The discussion about love marriages vs. arranged marriages is a very big topic for a lot of Indians. When I write my blogs against arranged marriages, as I believe it causes a whole lot of problems, I obviously get a lot of responses by people who believe the opposite. There are actually a whole lot of people who oppose love marriages so much that they say it destroys their culture. And whom do these traditionalist people blame once again? The west of course. I would like to set a few things straight for you.
First of all, nobody said that arranged marriages cannot ever work. When I write, I write about my personal experience and while my parents, who were living in a marriage which was arranged in a very traditional way, were always happy, I see in my surrounding that there are hardly any happy arranged couples. By happy I mean that they not only accept their fate but that they are truly in love with each other and happy with the person whom they married. People who are, in my eyes, overly proud of their culture, their traditions and of course in connection with that their religion, insist that this is the only way. Love marriages, which are just in the same way sometimes successful and sometimes not, are in their eyes imported from the west and destroy the original Indian culture.

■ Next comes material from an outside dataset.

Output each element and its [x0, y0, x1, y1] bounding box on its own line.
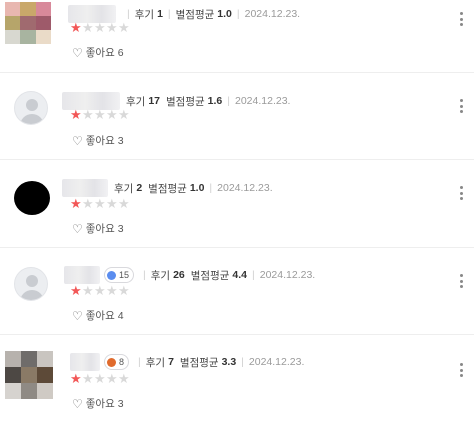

The reality is that the west had arranged marriages, too! They were common in the Middle Ages and while the lower classes started love marriages earlier, the aristocracy continued marrying their daughters to other families, creating strategically beneficial connections even still in the 19th century! Especially royal families linked countries with each other by giving their daughters into wedlock.
When I was in Greece, older people told me that they had even still seen marriages being arranged there – so that is nothing completely foreign to the west or at least Europe, either! It just seems outdated, an ancient concept that is not valid anymore because it proved to be impractical and not fitting the society anymore. It is simply a development and nowadays they just remember arranged marriage as something of the past.
Seeing how Indians blame the west for the increasing love marriages, I wonder whom the westerners blamed in that time! When that change happened in the west, when young people started marrying whom they wanted, whom did they blame?
Considering this thought, I believe you can follow my conclusion that this is something that happens naturally and with the development of time. People in the west slowly accepted that love marriages became more and more frequent until arranged marriages are now not anymore part of their culture. In the same way Indians will have to accept this and I would be happy if they stopped blaming the west.
Indians have to accept it anyway, there is no other way. In families where one of the children decided to marry out of love against the wish of the parents, they have already accepted their child’s spouse. Grudgingly but yes, they did because they had no other way. They still believe it is wrong but they see it is happening.
I guess tomorrow I will use some more space of my blog to write about such and similar developments in different cultures.